There should at least be a fine assessed over that illegal practice kick, which was a brilliant move because they got away with it.

I don't think it's an "enormous" advantage -- kickers got to use the field at halftime -- but it's definitely an unfair one since both teams didn't do it.

posted by rcade at 02:16 PM on January 14

I don't think it's an "enormous" advantage -- kickers got to use the field at halftime -- but it's definitely an unfair one since both teams didn't do it.

I think it's pretty significant in this situation. There is no question that this kicker (or any kicker in the NFL) can make that kick. So much of whether or not he does make that kick comes down to mindset and nerves rather than talent. Combine that with the fact that this is a rookie kicker in 2OT of his second career playoff game, and I think a freebie--on the actual playing surface, just a minute or two before the real kick--to ease the pressure a bit is a huge advantage.

I agree that a fine is in order, one I'm sure the Ravens will be happy to pay.

posted by bender at 03:17 PM on January 14

Good to see Seattle lose a game they could have battled for in overtime if not for the limp-dicked move by their coach.

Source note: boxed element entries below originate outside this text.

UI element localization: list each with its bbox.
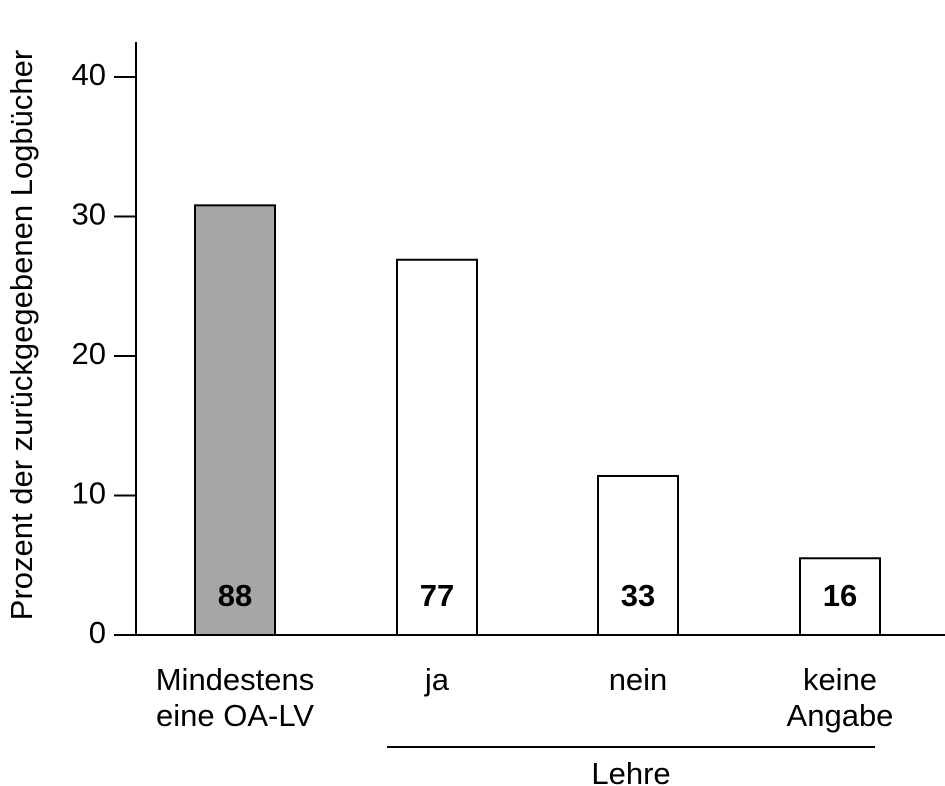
x-axis: Mindestens eine OA-LV ja nein keine Angabe (136, 634, 945, 733)
x-category-label-line: eine OA-LV (156, 698, 314, 733)
bar-value-label: 33 (621, 578, 655, 613)
y-axis-title: Prozent der zurückgegebenen Logbücher (4, 50, 39, 620)
bar (799, 557, 881, 637)
y-axis: 0 10 20 30 40 (72, 42, 137, 650)
bars: 88 77 33 16 (194, 204, 881, 637)
x-category-label: Mindestens eine OA-LV (156, 662, 315, 733)
x-category-label: keine Angabe (787, 662, 894, 733)
bar-value-label: 77 (420, 578, 454, 613)
y-tick-label: 10 (72, 476, 106, 511)
x-category-label-line: nein (609, 662, 668, 697)
bar (194, 204, 276, 636)
x-category-label-line: ja (424, 662, 450, 697)
x-category-label-line: Angabe (787, 698, 894, 733)
group-bracket: Lehre (387, 746, 875, 786)
x-category-label: nein (609, 662, 668, 697)
x-category-label-line: Mindestens (156, 662, 315, 697)
y-tick-label: 20 (72, 336, 106, 371)
y-tick-label: 0 (89, 615, 106, 650)
y-tick-label: 40 (72, 57, 106, 92)
bar-value-label: 16 (823, 578, 857, 613)
bar-value-label: 88 (218, 578, 252, 613)
x-category-label-line: keine (803, 662, 877, 697)
group-label: Lehre (591, 756, 670, 786)
bar (597, 474, 679, 636)
y-tick-label: 30 (72, 197, 106, 232)
x-category-label: ja (424, 662, 450, 697)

On a side note, I recall reading recently that kickers actually have a higher success rate of making a field goal after being "iced" prior to the kick.

posted by cixelsyd at 04:14 PM on January 14

Actually they wouldn't have gone to overtime. The Seahawks were ahead by a point. What they should have done was stay with their original defense after the kickoff since it was apparent that Atlanta hadn't made any useful adjustment in the second half. That soft cover prevent defense is worthless and it, along with a horrid first half, is what cost them the game IMO.